摘要： 基于基准测试（Benchmark）的评估对于追踪前沿人工智能的进展仍然至关重要。然而，这种方法既可能高估也可能低估已部署系统的实际能力，因为它倾向于那些能够被精确定义、自动评分、易于优化，且能在低预算和短时间内完成的任务。

We advocate for a complementary class of evaluations, which we term open-world evaluations: long-horizon, messy, real-world tasks assessed through small-sample qualitative analysis rather than benchmark-scale automation.

我们提倡引入一类互补的评估方法，即我们所称的“开放世界评估”（open-world evaluations）：这类评估针对的是长周期、复杂且真实的现实世界任务，并通过小样本的定性分析而非基准测试规模的自动化手段来进行评估。

In this paper we survey recent open-world evaluations, identify their strengths and limitations, and introduce CRUX (Collaborative Research for Updating AI eXpectations), a project for conducting such evaluations regularly.

在本文中，我们调研了近期的开放世界评估案例，指出了它们的优势与局限性，并介绍了 CRUX（Collaborative Research for Updating AI eXpectations，旨在更新人工智能预期的协作研究项目），这是一个用于定期开展此类评估的项目。

As a first instance, we task an AI agent with developing and publishing a simple iOS application to the Apple App Store.
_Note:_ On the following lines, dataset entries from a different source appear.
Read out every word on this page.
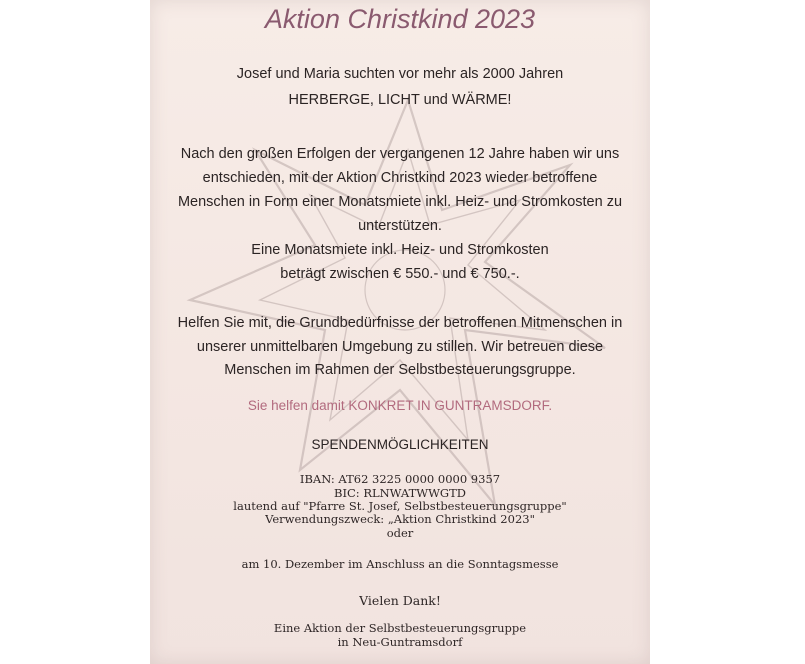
Aktion Christkind 2023
Josef und Maria suchten vor mehr als 2000 Jahren
HERBERGE, LICHT und WÄRME!
Nach den großen Erfolgen der vergangenen 12 Jahre haben wir uns
entschieden, mit der Aktion Christkind 2023 wieder betroffene
Menschen in Form einer Monatsmiete inkl. Heiz- und Stromkosten zu
unterstützen.
Eine Monatsmiete inkl. Heiz- und Stromkosten
beträgt zwischen € 550.- und € 750.-.
Helfen Sie mit, die Grundbedürfnisse der betroffenen Mitmenschen in
unserer unmittelbaren Umgebung zu stillen. Wir betreuen diese
Menschen im Rahmen der Selbstbesteuerungsgruppe.
Sie helfen damit KONKRET IN GUNTRAMSDORF.
SPENDENMÖGLICHKEITEN
IBAN: AT62 3225 0000 0000 9357
BIC: RLNWATWWGTD
lautend auf "Pfarre St. Josef, Selbstbesteuerungsgruppe"
Verwendungszweck: „Aktion Christkind 2023"
oder
am 10. Dezember im Anschluss an die Sonntagsmesse
Vielen Dank!
Eine Aktion der Selbstbesteuerungsgruppe
in Neu-Guntramsdorf
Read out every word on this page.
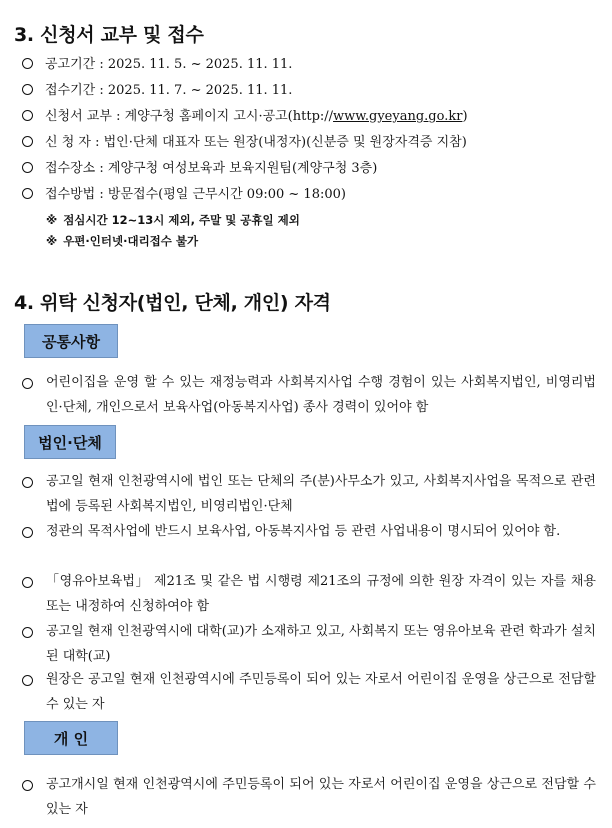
3. 신청서 교부 및 접수
공고기간 : 2025. 11. 5. ~ 2025. 11. 11.
접수기간 : 2025. 11. 7. ~ 2025. 11. 11.
신청서 교부 : 계양구청 홈페이지 고시·공고(http://www.gyeyang.go.kr)
신 청 자 : 법인·단체 대표자 또는 원장(내정자)(신분증 및 원장자격증 지참)
접수장소 : 계양구청 여성보육과 보육지원팀(계양구청 3층)
접수방법 : 방문접수(평일 근무시간 09:00 ~ 18:00)
※ 점심시간 12~13시 제외, 주말 및 공휴일 제외
※ 우편·인터넷·대리접수 불가
4. 위탁 신청자(법인, 단체, 개인) 자격
공통사항
어린이집을 운영 할 수 있는 재정능력과 사회복지사업 수행 경험이 있는 사회복지법인, 비영리법인·단체, 개인으로서 보육사업(아동복지사업) 종사 경력이 있어야 함
법인·단체
공고일 현재 인천광역시에 법인 또는 단체의 주(분)사무소가 있고, 사회복지사업을 목적으로 관련법에 등록된 사회복지법인, 비영리법인·단체
정관의 목적사업에 반드시 보육사업, 아동복지사업 등 관련 사업내용이 명시되어 있어야 함.
「영유아보육법」 제21조 및 같은 법 시행령 제21조의 규정에 의한 원장 자격이 있는 자를 채용 또는 내정하여 신청하여야 함
공고일 현재 인천광역시에 대학(교)가 소재하고 있고, 사회복지 또는 영유아보육 관련 학과가 설치된 대학(교)
원장은 공고일 현재 인천광역시에 주민등록이 되어 있는 자로서 어린이집 운영을 상근으로 전담할 수 있는 자
개 인
공고개시일 현재 인천광역시에 주민등록이 되어 있는 자로서 어린이집 운영을 상근으로 전담할 수 있는 자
The agent completed the task with only a single avoidable manual intervention, suggesting that open-world evaluations can provide early warning of capabilities that may soon become widespread. We conclude with recommendations for designing and reporting open-world evals.

作为首个实例，我们要求一个人工智能智能体开发并向苹果应用商店（Apple App Store）发布一款简单的 iOS 应用程序。该智能体仅在一次可避免的人工干预下就完成了任务，这表明开放世界评估可以为那些即将普及的能力提供早期预警。最后，我们针对如何设计和报告开放世界评估提出了相关建议。